SUMMARY:
On Tuesday 11 February 2014, Google App Engine applications utilizing the URL Fetch API experienced elevated errors and latency from the API for 3 hours and 3 minutes. If your service or application was affected, we apologize - this is not the level of reliability and performance we strive to offer you, and we have taken and are taking immediate steps to improve the URL Fetch performance and availability.
DETAILED DESCRIPTION OF IMPACT:
On Tuesday 11 February 2014, most applications calling the URL Fetch API experienced high error rates from the API from 0610 to 0913 PST. Error rates varied by application, but reached a peak of 60% by 0640 and decreased to 25-35% at 0745 PST.
ROOT CAUSE:
The URL Fetch API is built on top of bespoke Google infrastructure. This infrastructure has capacity in the same sites as Google App Engine (GAE), and also in a remote backup site. One of the critical components of URL Fetch was, for reasons unrelated to GAE, nonfunctional in the local sites on the morning of 11 February, and URL Fetch failed over to the remote site. The increased latency of invoking the API to a remote site caused some applications, which relied on low latency fetches, to retry their requests, resulting in an exponential increase of load on the remote site until the combined [original + retry] demand level stabilized.

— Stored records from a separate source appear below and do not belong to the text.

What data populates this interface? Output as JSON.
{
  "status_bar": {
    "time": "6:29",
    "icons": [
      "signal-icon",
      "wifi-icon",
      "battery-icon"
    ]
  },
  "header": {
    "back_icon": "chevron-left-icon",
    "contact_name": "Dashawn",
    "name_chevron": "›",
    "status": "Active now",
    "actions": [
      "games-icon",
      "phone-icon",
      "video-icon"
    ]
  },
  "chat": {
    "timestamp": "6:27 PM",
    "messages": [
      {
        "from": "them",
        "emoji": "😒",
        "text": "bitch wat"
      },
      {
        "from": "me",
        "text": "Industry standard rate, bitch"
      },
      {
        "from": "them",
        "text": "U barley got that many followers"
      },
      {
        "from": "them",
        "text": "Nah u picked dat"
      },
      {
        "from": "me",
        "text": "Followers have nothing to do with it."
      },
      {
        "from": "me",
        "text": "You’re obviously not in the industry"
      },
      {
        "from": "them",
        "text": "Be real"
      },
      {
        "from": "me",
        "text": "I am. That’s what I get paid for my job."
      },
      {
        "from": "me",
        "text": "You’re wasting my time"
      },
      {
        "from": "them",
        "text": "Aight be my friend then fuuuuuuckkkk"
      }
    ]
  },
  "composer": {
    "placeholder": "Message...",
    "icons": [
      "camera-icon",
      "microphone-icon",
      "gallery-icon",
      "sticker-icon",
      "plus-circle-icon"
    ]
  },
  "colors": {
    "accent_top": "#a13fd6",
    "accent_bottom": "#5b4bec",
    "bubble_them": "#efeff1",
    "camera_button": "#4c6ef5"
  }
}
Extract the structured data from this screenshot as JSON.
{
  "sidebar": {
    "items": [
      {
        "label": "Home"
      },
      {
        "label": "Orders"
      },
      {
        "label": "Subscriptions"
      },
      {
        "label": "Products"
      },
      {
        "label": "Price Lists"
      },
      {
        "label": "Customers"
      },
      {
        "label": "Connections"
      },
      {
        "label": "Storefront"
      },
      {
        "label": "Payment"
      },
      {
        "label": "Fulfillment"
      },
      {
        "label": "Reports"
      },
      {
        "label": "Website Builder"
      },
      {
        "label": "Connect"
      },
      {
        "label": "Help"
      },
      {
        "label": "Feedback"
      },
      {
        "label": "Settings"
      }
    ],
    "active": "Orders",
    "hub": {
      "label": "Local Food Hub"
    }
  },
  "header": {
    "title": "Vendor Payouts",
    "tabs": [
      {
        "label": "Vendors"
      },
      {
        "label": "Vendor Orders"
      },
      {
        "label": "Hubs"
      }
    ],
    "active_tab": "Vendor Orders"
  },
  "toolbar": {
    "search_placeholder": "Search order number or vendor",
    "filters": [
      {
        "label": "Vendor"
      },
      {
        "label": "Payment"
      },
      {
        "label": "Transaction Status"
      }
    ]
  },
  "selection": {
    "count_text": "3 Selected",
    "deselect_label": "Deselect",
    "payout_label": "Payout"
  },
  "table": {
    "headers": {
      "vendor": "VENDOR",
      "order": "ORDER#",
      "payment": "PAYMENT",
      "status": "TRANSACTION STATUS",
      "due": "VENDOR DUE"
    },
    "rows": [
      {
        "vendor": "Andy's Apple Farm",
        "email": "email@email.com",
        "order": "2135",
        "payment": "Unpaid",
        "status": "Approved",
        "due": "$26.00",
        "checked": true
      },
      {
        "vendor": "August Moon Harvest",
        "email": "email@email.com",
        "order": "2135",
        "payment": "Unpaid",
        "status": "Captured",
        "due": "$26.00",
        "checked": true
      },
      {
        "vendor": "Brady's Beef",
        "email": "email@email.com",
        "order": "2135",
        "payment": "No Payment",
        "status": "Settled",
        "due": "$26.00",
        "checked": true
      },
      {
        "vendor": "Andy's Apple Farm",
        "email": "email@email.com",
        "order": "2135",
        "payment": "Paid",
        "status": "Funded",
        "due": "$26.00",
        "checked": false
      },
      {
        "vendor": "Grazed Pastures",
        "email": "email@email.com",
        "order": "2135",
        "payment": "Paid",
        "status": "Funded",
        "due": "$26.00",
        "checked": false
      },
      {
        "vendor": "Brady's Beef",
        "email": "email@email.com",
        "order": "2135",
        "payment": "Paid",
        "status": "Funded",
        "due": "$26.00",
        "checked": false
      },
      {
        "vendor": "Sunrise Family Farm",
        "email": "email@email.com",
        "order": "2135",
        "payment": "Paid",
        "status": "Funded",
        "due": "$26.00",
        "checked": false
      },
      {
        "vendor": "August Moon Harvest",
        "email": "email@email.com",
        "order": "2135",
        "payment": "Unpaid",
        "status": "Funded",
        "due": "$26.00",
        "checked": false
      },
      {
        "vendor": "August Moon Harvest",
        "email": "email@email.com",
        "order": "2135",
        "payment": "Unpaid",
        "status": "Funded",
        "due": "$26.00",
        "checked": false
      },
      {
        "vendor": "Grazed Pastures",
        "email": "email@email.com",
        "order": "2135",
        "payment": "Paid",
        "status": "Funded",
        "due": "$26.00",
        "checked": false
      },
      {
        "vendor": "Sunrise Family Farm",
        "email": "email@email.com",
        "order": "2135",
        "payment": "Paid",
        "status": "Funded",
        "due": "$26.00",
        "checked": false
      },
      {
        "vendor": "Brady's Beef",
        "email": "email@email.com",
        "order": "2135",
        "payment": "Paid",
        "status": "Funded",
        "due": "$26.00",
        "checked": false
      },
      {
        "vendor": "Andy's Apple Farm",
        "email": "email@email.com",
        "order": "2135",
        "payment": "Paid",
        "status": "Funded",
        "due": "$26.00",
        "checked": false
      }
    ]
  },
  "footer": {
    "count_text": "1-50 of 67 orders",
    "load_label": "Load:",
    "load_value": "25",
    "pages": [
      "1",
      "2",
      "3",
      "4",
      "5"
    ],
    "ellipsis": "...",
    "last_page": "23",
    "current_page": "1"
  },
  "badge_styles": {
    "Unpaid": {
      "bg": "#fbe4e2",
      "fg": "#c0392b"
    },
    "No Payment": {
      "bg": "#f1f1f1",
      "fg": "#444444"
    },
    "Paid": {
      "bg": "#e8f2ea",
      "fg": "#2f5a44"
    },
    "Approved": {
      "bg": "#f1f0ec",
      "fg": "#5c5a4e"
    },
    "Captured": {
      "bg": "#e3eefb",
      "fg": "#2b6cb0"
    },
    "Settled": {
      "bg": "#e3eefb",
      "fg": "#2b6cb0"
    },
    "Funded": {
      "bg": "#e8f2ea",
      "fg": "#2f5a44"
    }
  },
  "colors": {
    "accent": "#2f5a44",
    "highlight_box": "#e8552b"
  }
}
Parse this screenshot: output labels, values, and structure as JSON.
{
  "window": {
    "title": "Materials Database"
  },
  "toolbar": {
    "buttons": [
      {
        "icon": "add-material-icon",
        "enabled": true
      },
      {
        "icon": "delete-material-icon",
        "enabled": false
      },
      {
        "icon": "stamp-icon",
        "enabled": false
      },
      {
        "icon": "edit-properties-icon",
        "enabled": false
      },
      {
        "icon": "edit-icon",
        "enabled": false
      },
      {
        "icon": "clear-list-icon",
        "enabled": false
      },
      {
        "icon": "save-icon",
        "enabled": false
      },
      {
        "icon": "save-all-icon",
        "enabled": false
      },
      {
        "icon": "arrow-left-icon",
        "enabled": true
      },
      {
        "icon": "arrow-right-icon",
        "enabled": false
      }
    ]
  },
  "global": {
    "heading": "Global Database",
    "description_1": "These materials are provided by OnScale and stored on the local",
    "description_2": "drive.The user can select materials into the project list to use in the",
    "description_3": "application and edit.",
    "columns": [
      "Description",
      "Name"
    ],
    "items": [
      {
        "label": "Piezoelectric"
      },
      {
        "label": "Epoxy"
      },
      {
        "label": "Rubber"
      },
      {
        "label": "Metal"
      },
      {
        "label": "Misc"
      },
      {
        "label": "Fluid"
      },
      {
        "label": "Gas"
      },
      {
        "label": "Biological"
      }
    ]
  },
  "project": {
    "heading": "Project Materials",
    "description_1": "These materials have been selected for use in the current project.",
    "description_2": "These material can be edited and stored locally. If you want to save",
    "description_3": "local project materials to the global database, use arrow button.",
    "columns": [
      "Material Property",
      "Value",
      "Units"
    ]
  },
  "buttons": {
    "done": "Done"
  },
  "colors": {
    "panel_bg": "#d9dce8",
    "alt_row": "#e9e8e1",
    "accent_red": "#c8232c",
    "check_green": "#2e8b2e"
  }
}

REMEDIATION AND PREVENTION:
The immediate remediation was achieved by isolating applications with retry behavior from those which gracefully tolerated the increased latency. Google engineers also selectively dropped retry requests, decreasing overall demand and therefore decreasing the overall error rate. Finally, Google engineers brought new URL Fetch capacity online and assigned some applications to the new capacity.
To prevent recurrences, in the short term Google engineers have already increased the total capacity of the URL Fetch system to tolerate retry behavior without overloading the API. In the intermediate term, we will be switching the URL Fetch service to use the same high-capacity systems used by other large Google infrastructure systems like Search, thus benefiting from scale and reliability improvements achieved by other Google services.